Showing No Closed Orbits
To show that the system has no closed orbits (limit cycles), we can use Bendixson's criterion. Bendixson's criterion states that if, in a simply connected region D of the phase plane, the expression:
∂P/∂x + ∂Q/∂y
has a constant sign (either always positive or always negative), where P(x, y) = dx/dt and Q(x, y) = dy/dt, then the system has no closed orbits lying entirely in D.
In our case:
P(x, y) = x(y^2 + 1) + y
Q(x, y) = x^2y + x
We compute the partial derivatives:
∂P/∂x = y^2 + 1
∂Q/∂y = x^2
Thus:
∂P/∂x + ∂Q/∂y = y^2 + 1 + x^2
Since y^2 + 1 + x^2 is always positive for all (x, y), Bendixson's criterion tells us that the system has no closed orbits in the entire phase plane.
Conclusion
In this article, we attempted to construct a Lyapunov function for the given system of ordinary differential equations.
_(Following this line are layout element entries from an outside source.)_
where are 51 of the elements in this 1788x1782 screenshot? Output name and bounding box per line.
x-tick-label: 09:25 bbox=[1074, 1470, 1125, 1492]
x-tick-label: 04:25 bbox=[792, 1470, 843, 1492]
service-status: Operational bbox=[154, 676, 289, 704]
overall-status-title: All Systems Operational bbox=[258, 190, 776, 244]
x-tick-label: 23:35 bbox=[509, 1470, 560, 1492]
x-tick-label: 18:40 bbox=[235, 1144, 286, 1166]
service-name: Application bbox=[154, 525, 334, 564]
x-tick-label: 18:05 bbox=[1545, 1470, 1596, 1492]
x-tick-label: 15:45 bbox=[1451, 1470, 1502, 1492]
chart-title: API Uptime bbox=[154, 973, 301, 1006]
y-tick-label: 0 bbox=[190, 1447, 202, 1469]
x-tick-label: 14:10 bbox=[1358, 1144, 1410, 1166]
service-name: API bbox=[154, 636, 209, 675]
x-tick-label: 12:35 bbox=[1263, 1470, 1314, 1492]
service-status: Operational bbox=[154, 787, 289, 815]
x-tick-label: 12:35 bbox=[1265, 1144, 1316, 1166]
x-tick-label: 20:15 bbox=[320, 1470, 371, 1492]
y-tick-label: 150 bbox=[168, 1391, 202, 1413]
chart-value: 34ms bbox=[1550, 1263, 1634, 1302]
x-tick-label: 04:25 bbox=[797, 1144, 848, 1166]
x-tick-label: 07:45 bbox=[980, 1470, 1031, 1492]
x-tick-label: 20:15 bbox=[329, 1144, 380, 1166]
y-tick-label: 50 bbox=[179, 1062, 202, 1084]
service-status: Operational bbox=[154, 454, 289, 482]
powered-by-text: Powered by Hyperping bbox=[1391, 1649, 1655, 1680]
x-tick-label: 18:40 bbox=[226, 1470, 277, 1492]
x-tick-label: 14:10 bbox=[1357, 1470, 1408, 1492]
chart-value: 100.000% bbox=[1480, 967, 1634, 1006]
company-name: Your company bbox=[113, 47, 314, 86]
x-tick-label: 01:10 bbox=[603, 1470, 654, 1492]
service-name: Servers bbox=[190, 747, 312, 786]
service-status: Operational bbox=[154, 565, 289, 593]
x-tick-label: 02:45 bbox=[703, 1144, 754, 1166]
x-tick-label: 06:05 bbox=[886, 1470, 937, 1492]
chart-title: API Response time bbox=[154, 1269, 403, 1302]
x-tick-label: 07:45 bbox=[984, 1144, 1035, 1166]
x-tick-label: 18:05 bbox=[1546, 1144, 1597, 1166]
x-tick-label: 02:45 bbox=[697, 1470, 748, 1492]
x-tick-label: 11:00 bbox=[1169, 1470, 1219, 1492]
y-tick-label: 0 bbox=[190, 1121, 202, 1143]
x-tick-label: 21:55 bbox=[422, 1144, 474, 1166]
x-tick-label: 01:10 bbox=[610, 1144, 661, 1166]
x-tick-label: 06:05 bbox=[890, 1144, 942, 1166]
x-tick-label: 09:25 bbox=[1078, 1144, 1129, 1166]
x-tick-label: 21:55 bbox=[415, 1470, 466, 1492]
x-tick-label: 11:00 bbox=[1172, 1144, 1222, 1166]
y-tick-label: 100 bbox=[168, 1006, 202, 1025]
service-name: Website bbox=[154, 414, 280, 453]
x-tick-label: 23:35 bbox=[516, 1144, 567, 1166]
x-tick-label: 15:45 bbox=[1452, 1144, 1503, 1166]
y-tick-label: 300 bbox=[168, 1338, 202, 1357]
While we were unsuccessful in finding a Lyapunov function to prove stability, we were able to use Bendixson's criterion to demonstrate that the system has no closed orbits. This implies that the system does not have any limit cycles. The construction of Lyapunov functions can be challenging, and sometimes other methods, like Bendixson's criterion, provide a more straightforward approach to analyzing the system's behavior. The absence of closed orbits is a significant result, as it provides insights into the long-term dynamics of the system, indicating that solutions do not oscillate indefinitely but either converge to an equilibrium point or diverge to infinity. Understanding the stability properties of dynamical systems is crucial in various fields, including engineering, physics, and biology, where mathematical models are used to describe real-world phenomena. The tools and techniques discussed in this article provide a foundation for further exploration of stability analysis in dynamical systems.